All in all, it’s around 30 megabytes of JSON data, which is really just plain text with no compression, so it is really quite a lot of data. There’s more I can do, though. I plan to do to start taking control, to both aggregate my own data and filter it.

For a long time it has bothered me that Google Reader stopped receiving new features, and the features that existed only went so far. To be fair, Google Reader has been a rock solid web service for many, many years for me. It allows me to read my feeds quickly, reliably, and has parsed feeds well — all problems I’ve had with other feed readers. It’s always had some neat features like showing me analytics of what I read.

Google Reader Trends

But as far as discovering new content and helping me to eliminate content I don’t read or don’t want to read, Google Reader is not so great. Reader is terrible at suggesting new feeds to read to me; it constantly suggests Dilbert and Lifehacker, and has for the past 5 years or so. I have no interest in either of those. It has never analyzed my reading patterns to such a degree that it suggested something new that blew me away. I am looking for those kinds of interesting suggestions: not just for feeds that match what I already read, but things that are outside of my normal bubble but would be interesting to me.

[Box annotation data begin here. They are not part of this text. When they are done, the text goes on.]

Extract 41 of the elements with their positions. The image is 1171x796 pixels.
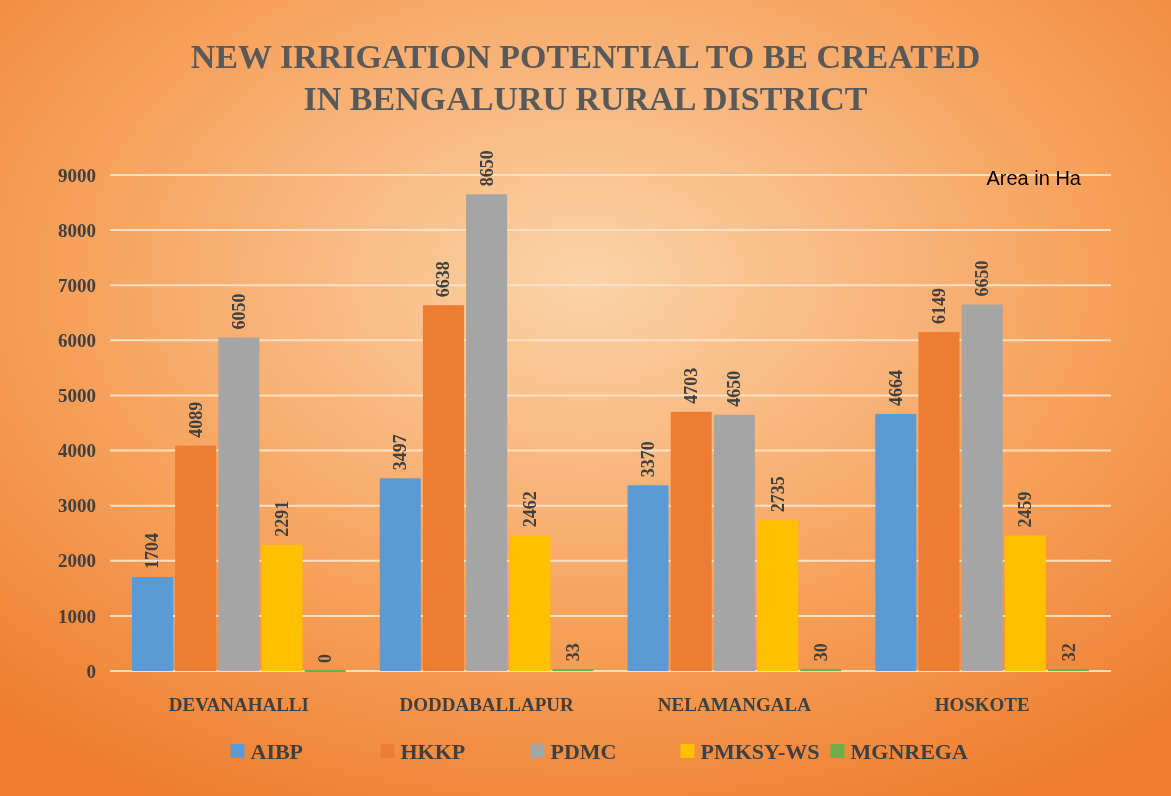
data-label: 8650 — [476, 150, 497, 187]
chart-title: NEW IRRIGATION POTENTIAL TO BE CREATED IN BENGALURU RURAL DISTRICT — [190, 38, 981, 117]
data-label: 4650 — [724, 370, 745, 407]
data-label: 33 — [562, 643, 583, 662]
y-tick-label: 0 — [86, 660, 96, 682]
data-label: 4664 — [885, 369, 906, 406]
data-label: 2291 — [272, 500, 293, 537]
y-tick-label: 6000 — [58, 329, 96, 351]
legend-label: PDMC — [550, 738, 617, 764]
data-label: 6149 — [928, 288, 949, 325]
x-tick-label: DEVANAHALLI — [168, 694, 309, 715]
data-label: 2735 — [767, 476, 788, 513]
data-label: 4703 — [681, 367, 702, 404]
y-tick-label: 3000 — [58, 495, 96, 517]
data-label: 3497 — [390, 434, 411, 471]
legend-label: AIBP — [250, 738, 304, 764]
y-tick-label: 5000 — [58, 385, 96, 407]
legend-label: MGNREGA — [850, 738, 968, 764]
data-label: 0 — [315, 654, 336, 663]
legend-label: PMKSY-WS — [700, 738, 820, 764]
y-tick-label: 4000 — [58, 440, 96, 462]
data-label: 30 — [810, 643, 831, 662]
y-tick-label: 2000 — [58, 550, 96, 572]
data-label: 3370 — [638, 441, 659, 478]
y-tick-label: 7000 — [58, 274, 96, 296]
legend-label: HKKP — [400, 738, 466, 764]
data-label: 6650 — [972, 260, 993, 297]
x-tick-label: HOSKOTE — [934, 694, 1030, 715]
data-label: 6050 — [228, 293, 249, 330]
x-tick-label: NELAMANGALA — [657, 694, 812, 715]
data-label: 1704 — [142, 533, 163, 570]
data-label: 4089 — [185, 401, 206, 438]
x-tick-label: DODDABALLAPUR — [399, 694, 574, 715]
y-tick-label: 9000 — [58, 164, 96, 186]
data-label: 2459 — [1015, 491, 1036, 528]
y-tick-label: 8000 — [58, 219, 96, 241]
data-label: 32 — [1058, 643, 1079, 662]
annotation: Area in Ha — [986, 167, 1082, 189]
data-label: 2462 — [519, 491, 540, 528]
y-tick-label: 1000 — [58, 605, 96, 627]
data-label: 6638 — [433, 261, 454, 298]
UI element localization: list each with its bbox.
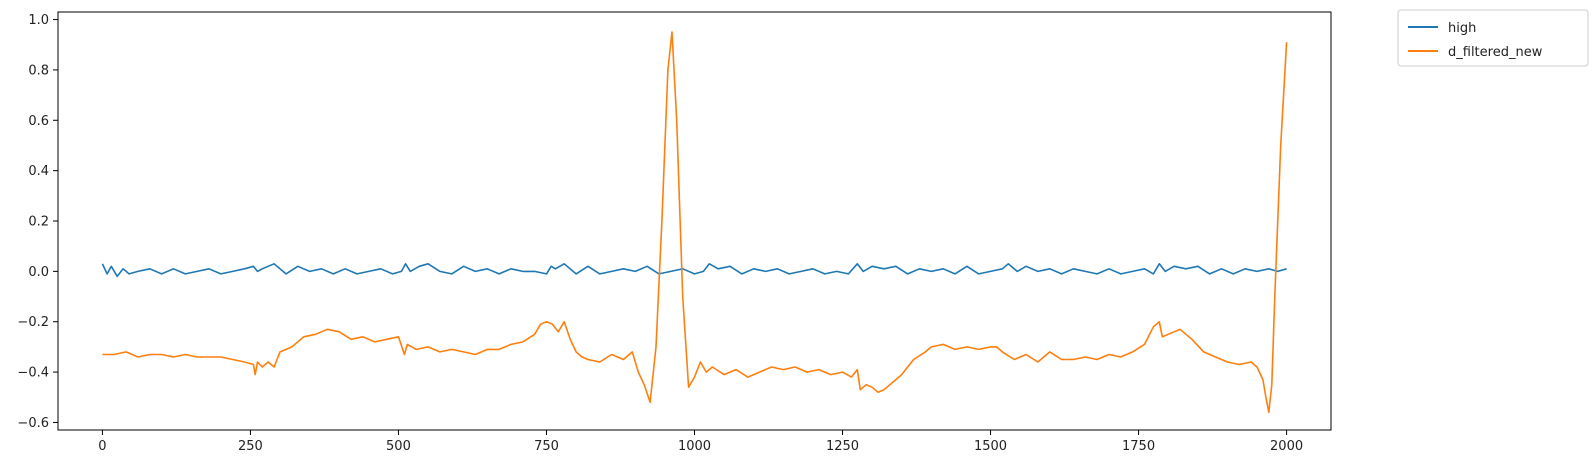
y-tick-label: 0.8 (28, 63, 49, 78)
y-tick-label: 1.0 (28, 13, 49, 28)
x-tick-label: 1250 (826, 439, 859, 454)
x-tick-label: 0 (98, 439, 106, 454)
y-tick-label: 0.4 (28, 164, 49, 179)
y-axis: −0.6 −0.4 −0.2 0.0 0.2 0.4 0.6 0.8 1.0 (17, 13, 58, 431)
series-line-high (101, 262, 1287, 278)
series-layer (101, 31, 1288, 414)
y-tick-label: −0.4 (17, 366, 49, 381)
y-tick-label: 0.2 (28, 215, 49, 230)
x-tick-label: 750 (534, 439, 559, 454)
legend-label-d-filtered-new: d_filtered_new (1448, 45, 1543, 60)
legend-label-high: high (1448, 21, 1476, 36)
y-tick-label: 0.0 (28, 265, 49, 280)
x-axis: 0 250 500 750 1000 1250 1500 1750 2000 (98, 430, 1303, 454)
y-tick-label: −0.6 (17, 416, 49, 431)
legend-frame (1397, 9, 1589, 67)
legend: high d_filtered_new (1397, 9, 1589, 67)
x-tick-label: 250 (238, 439, 263, 454)
series-line-d-filtered-new (102, 31, 1288, 414)
y-tick-label: 0.6 (28, 114, 49, 129)
x-tick-label: 2000 (1270, 439, 1303, 454)
plot-area-frame (57, 11, 1332, 431)
x-tick-label: 500 (386, 439, 411, 454)
x-tick-label: 1000 (678, 439, 711, 454)
x-tick-label: 1500 (974, 439, 1007, 454)
x-tick-label: 1750 (1122, 439, 1155, 454)
y-tick-label: −0.2 (17, 315, 49, 330)
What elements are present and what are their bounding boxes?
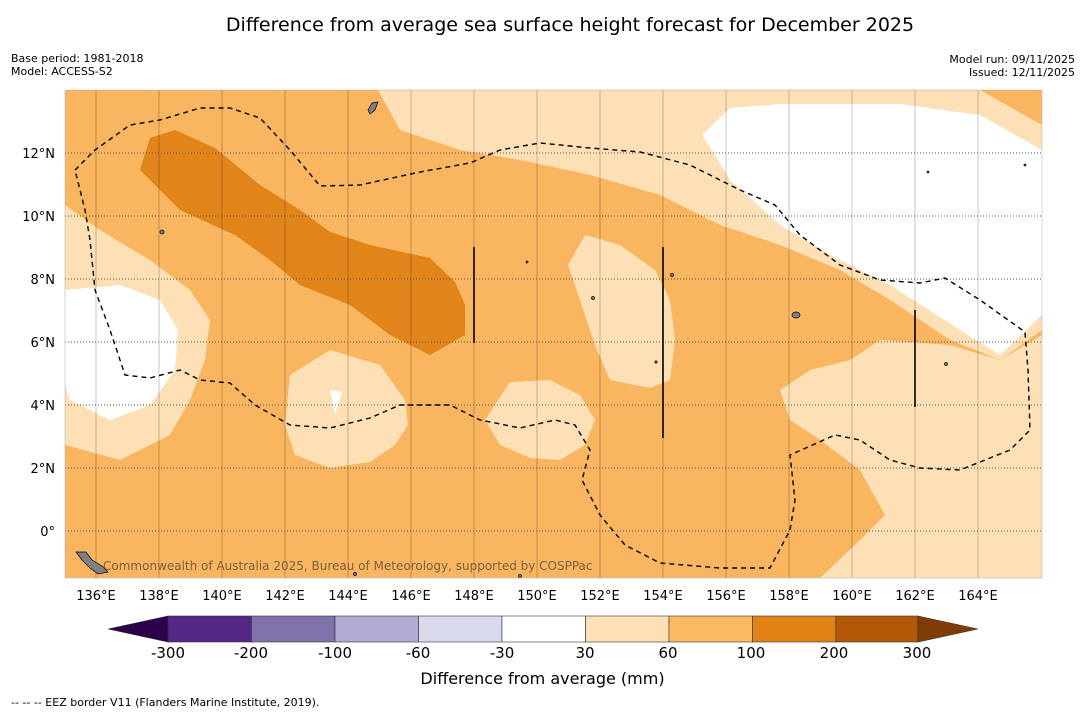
lat-label-0: 0° — [40, 525, 55, 540]
colorbar-swatch-6 — [585, 615, 670, 643]
lon-label-156E: 156°E — [706, 589, 746, 604]
lon-label-136E: 136°E — [76, 589, 116, 604]
lon-label-142E: 142°E — [265, 589, 305, 604]
colorbar-label-neg100: -100 — [317, 644, 353, 662]
colorbar-label-30: 30 — [575, 644, 595, 662]
model-run: Model run: 09/11/2025 — [949, 53, 1075, 66]
band-30-60-patch-153E — [568, 235, 675, 388]
colorbar-label-neg200: -200 — [233, 644, 269, 662]
issued-date: Issued: 12/11/2025 — [968, 66, 1075, 79]
colorbar-extend-high — [917, 615, 979, 643]
base-period: Base period: 1981-2018 — [11, 52, 144, 65]
map-plot-area: Commonwealth of Australia 2025, Bureau o… — [65, 90, 1042, 578]
lon-label-138E: 138°E — [139, 589, 179, 604]
lon-label-152E: 152°E — [580, 589, 620, 604]
colorbar-label-300: 300 — [902, 644, 932, 662]
colorbar-swatch-1 — [167, 615, 252, 643]
map-title: Difference from average sea surface heig… — [225, 14, 915, 36]
colorbar-swatch-8 — [752, 615, 837, 643]
band-100-200 — [140, 130, 465, 355]
colorbar-swatch-3 — [334, 615, 419, 643]
lon-label-154E: 154°E — [643, 589, 683, 604]
band-30-60-east — [780, 335, 1042, 578]
longitude-labels: 136°E 138°E 140°E 142°E 144°E 146°E 148°… — [76, 589, 998, 604]
band-neutral-northeast — [702, 104, 1042, 355]
lon-label-160E: 160°E — [832, 589, 872, 604]
colorbar-swatch-5 — [501, 615, 586, 643]
lat-label-4N: 4°N — [31, 399, 56, 414]
band-neutral-patch-144E — [330, 390, 342, 415]
colorbar-label-neg30: -30 — [489, 644, 515, 662]
parallel-gridlines — [65, 152, 1042, 532]
latitude-labels: 12°N 10°N 8°N 6°N 4°N 2°N 0° — [22, 147, 55, 540]
lon-label-162E: 162°E — [895, 589, 935, 604]
eez-border-fsm-palau — [74, 107, 1031, 569]
islands — [75, 101, 1027, 578]
lat-label-2N: 2°N — [31, 462, 56, 477]
lat-label-12N: 12°N — [22, 147, 55, 162]
solid-boundaries — [473, 247, 916, 438]
footnote: -- -- -- EEZ border V11 (Flanders Marine… — [11, 696, 320, 709]
lon-label-150E: 150°E — [517, 589, 557, 604]
meta-right: Model run: 09/11/2025 Issued: 12/11/2025 — [949, 53, 1075, 79]
lon-label-158E: 158°E — [769, 589, 809, 604]
copyright-text: Commonwealth of Australia 2025, Bureau o… — [103, 559, 593, 573]
colorbar-swatch-7 — [668, 615, 753, 643]
lon-label-144E: 144°E — [328, 589, 368, 604]
band-30-60-patch-144E — [285, 350, 408, 468]
lon-label-146E: 146°E — [391, 589, 431, 604]
colorbar-label-100: 100 — [736, 644, 766, 662]
meta-left: Base period: 1981-2018 Model: ACCESS-S2 — [11, 52, 143, 78]
colorbar-label-neg300: -300 — [150, 644, 186, 662]
plot-frame — [64, 89, 1043, 579]
lon-label-148E: 148°E — [454, 589, 494, 604]
colorbar-swatch-2 — [251, 615, 336, 643]
colorbar-extend-low — [107, 615, 169, 643]
lat-label-10N: 10°N — [22, 210, 55, 225]
lon-label-164E: 164°E — [958, 589, 998, 604]
colorbar-title: Difference from average (mm) — [420, 669, 665, 688]
lat-label-8N: 8°N — [31, 273, 56, 288]
lat-label-6N: 6°N — [31, 336, 56, 351]
colorbar-label-neg60: -60 — [405, 644, 431, 662]
lon-label-140E: 140°E — [202, 589, 242, 604]
band-30-60-patch-150E — [485, 380, 595, 460]
model-name: Model: ACCESS-S2 — [11, 65, 113, 78]
colorbar — [107, 615, 979, 643]
colorbar-swatch-9 — [835, 615, 919, 643]
band-neutral-west — [65, 285, 178, 420]
colorbar-label-60: 60 — [658, 644, 678, 662]
colorbar-swatch-4 — [418, 615, 503, 643]
colorbar-label-200: 200 — [819, 644, 849, 662]
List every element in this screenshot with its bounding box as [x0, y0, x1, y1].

Luckily, Google Reader has an API, and rather than just exporting my data and building a new service, I can start to build off of it. I get to keep a lot of the features I enjoy while extending it with my own code.

In Pariser’s talk, he talks about encoding algorithms of filtering and recommendation with a sense of civic duty. To some degree, this means having some journalistic integrity. Such an algorithm needs to present both sides of the story. One issue of many feed readers and other content online is that, well, it only shows one view. The view of the article you’re on.

But imagine a feed reader that was more like the front page of Google News. It would not only show you the blog post you’re reading, but all recent blog posts from other authors about similar topics. Maybe, if they’re responding to a news event or writing about a known fact, the reader could do the work to track down the original source. To take it even further, without even really needing to be aware of motive, politics, and other factors, a dumb feed reader with good suggestions could probably present both sides of the story. Both sides of an argument. Both liberal and conservative takes on the same bill.

Dreaming up features like this can be a deep rabbit hole. Start considering the consequences of pulling up all past articles you’ve read about similar keywords or tags. Or performing searches for academic papers on the topic. Pulling in data from Wikipedia. Looking up books you’ve read or are planning to read on Goodreads that are related to the blog post you’re reading. Or any other number of ways to slice and dice content. And it doesn’t have to stop with Google Reader.

Opportunities to make better tools and more intelligently consume information are all around us. At the same time, consumer-consuming corporations on the web try to trap us into filter bubbles. They try to provide us with what they think we want, but can they ever really know? In the end, it’s control-your-own-filters or be filtered1.


1 The name of this article was lifted from Daniel Rushkoff’s Program or be Programmed, a book which I didn’t really enjoy. It was not what I thought it would be about: why we should learn to program so that we can control the complex technical systems around us rather than be controlled by them, or how programming’s problem solving skills can be applied elsewhere. Instead, I found the book to be some technology-fear-mongering and a bunch of diatribes about how things online or in computers are “less real.” Suffice to say, I did not enjoy it.